How to get the best out of a turbo trainer

Words by Aaron Scott

For many cyclists turbo trainers are a necessary evil when the days begin to get shorter, the weather turns and the thought of riding in the dark and wet is just a pedal revolution too far. Although they often get a bad reputation, a turbo trainer can keep you warm, dry and safe while you keep your fitness ticking over during the winter months and with the latest trainer technology, the indoor experience is gradually becoming less removed from the real thing.

What is a turbo trainer?

Let’s start with the basics. A turbo trainer is a static device which your bike attaches too, allowing you to ride your own bike, in one place, pretty much wherever you please. Most turbos work in a similar way with the rear wheel clamped into a frame which keeps the bike stable while you ride. For traditional turbo trainers, the rear wheel will sit in contact with a roller which is connected to a resistance unit and, as you pedal, the back wheel will turn the roller and generate resistance.

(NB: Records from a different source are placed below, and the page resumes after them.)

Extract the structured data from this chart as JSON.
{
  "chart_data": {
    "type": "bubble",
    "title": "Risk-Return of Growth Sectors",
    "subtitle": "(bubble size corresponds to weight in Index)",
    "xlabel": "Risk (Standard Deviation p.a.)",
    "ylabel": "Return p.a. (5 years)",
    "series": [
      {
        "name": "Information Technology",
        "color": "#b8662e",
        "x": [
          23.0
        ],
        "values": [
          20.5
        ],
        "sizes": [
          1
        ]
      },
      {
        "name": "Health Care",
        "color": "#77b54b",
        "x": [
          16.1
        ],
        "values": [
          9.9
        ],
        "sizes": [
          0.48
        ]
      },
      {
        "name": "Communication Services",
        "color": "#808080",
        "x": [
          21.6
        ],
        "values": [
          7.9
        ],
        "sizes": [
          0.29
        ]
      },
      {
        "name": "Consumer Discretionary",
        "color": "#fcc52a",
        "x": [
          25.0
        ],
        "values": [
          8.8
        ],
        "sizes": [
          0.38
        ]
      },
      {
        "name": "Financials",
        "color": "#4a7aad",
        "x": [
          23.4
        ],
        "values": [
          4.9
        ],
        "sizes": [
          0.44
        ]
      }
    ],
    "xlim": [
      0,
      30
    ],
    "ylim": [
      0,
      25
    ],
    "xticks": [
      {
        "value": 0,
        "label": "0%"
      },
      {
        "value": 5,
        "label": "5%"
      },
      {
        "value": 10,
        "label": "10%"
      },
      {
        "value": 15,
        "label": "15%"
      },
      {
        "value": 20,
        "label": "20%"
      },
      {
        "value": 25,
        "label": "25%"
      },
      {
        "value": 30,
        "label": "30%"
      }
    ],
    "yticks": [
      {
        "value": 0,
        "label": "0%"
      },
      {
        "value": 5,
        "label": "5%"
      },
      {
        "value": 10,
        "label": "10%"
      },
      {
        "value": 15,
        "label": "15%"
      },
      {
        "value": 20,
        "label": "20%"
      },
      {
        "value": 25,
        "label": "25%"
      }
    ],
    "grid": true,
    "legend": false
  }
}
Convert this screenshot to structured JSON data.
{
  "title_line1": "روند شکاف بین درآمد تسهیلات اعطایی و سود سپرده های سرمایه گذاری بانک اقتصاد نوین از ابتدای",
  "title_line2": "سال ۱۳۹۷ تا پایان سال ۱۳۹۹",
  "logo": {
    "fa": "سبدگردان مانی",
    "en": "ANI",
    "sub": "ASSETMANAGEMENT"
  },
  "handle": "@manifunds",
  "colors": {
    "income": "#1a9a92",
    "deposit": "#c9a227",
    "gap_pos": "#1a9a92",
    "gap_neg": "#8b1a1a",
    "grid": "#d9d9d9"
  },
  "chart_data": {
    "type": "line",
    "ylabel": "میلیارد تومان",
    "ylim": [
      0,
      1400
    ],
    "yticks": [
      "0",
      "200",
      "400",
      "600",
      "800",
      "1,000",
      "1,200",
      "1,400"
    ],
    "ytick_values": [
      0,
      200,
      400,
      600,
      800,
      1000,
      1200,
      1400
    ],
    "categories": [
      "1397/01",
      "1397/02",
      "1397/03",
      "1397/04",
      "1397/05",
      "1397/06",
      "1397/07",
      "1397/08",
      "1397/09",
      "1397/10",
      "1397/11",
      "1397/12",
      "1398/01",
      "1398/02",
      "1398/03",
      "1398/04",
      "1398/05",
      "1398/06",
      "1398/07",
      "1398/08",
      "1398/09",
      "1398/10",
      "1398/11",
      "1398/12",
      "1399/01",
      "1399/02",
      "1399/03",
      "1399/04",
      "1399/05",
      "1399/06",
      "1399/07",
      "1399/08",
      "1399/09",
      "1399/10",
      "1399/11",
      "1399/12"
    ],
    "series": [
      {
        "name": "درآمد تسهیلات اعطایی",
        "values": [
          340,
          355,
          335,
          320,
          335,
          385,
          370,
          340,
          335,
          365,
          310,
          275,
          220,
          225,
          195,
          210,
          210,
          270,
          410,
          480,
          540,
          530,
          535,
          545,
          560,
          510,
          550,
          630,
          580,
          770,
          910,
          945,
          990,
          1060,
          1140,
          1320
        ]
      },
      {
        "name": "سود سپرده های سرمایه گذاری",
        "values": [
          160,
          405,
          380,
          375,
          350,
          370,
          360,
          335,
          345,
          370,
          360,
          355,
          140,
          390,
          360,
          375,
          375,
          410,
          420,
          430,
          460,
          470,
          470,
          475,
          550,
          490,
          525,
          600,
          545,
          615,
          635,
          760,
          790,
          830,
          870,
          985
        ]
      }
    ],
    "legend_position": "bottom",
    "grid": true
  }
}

The vast majority of trainers will have the ability to vary the resistance, meaning you can work harder if you so wish and allowing you to work through intense workouts (if you’re into that kind of thing). This resistance is generated in several different ways which we’ll cover shortly. Recently, direct drive trainers have become increasingly popular – with this style of turbo, you remove your rear wheel completely and sit the rear dropouts of the bike on the turbo trainer.

Why use a turbo trainer?

While most cyclists will bemoan the boredom related to sitting on the turbo, there’s a huge number of benefits related to jumping on the turbo.

1. Avoiding bad weather

Although there might be some grim satisfaction to riding in terrible weather, it’s just not something you want to do regularly, if for no other reason that it’ll make you ill and you’ll miss more riding! When the weather turns icy and damp in winter, a stint on the turbo will keep you warm and dry while still maintaining your hard-earned summer fitness

2. Keeping safe

Similar to above, riding in icy and wet conditions, or in the dark, can be treacherous and riding inside can be a much safer alternative to riding on the road once the nights draw in and the weather turns.

3. Targeted training

The real benefit of an indoor trainer is its effectiveness as a training aid. You can work on a specific area of fitness and time your session to the second, while you can also allow for more intense efforts without worrying about traffic, junctions or hills to halt your progress.

4. Time-effective

With that ability to be so specific, the turbo can be a great training tool for time-crunched cyclists. Without the need to get wrapped up to tackle the weather, or clean your bike when you get home, you can jump on, smash out a session, and reap the fitness benefits in as little as half an hour.

5. Pre-race warm ups

If you’re of a competitive disposition, the turbo trainer can be an excellent tool for waking your legs up ahead of your local crit or time trial. Popularised by Team Sky at World Tour level, a foldable turbo trainer should easily fit in the boot ahead of your next race.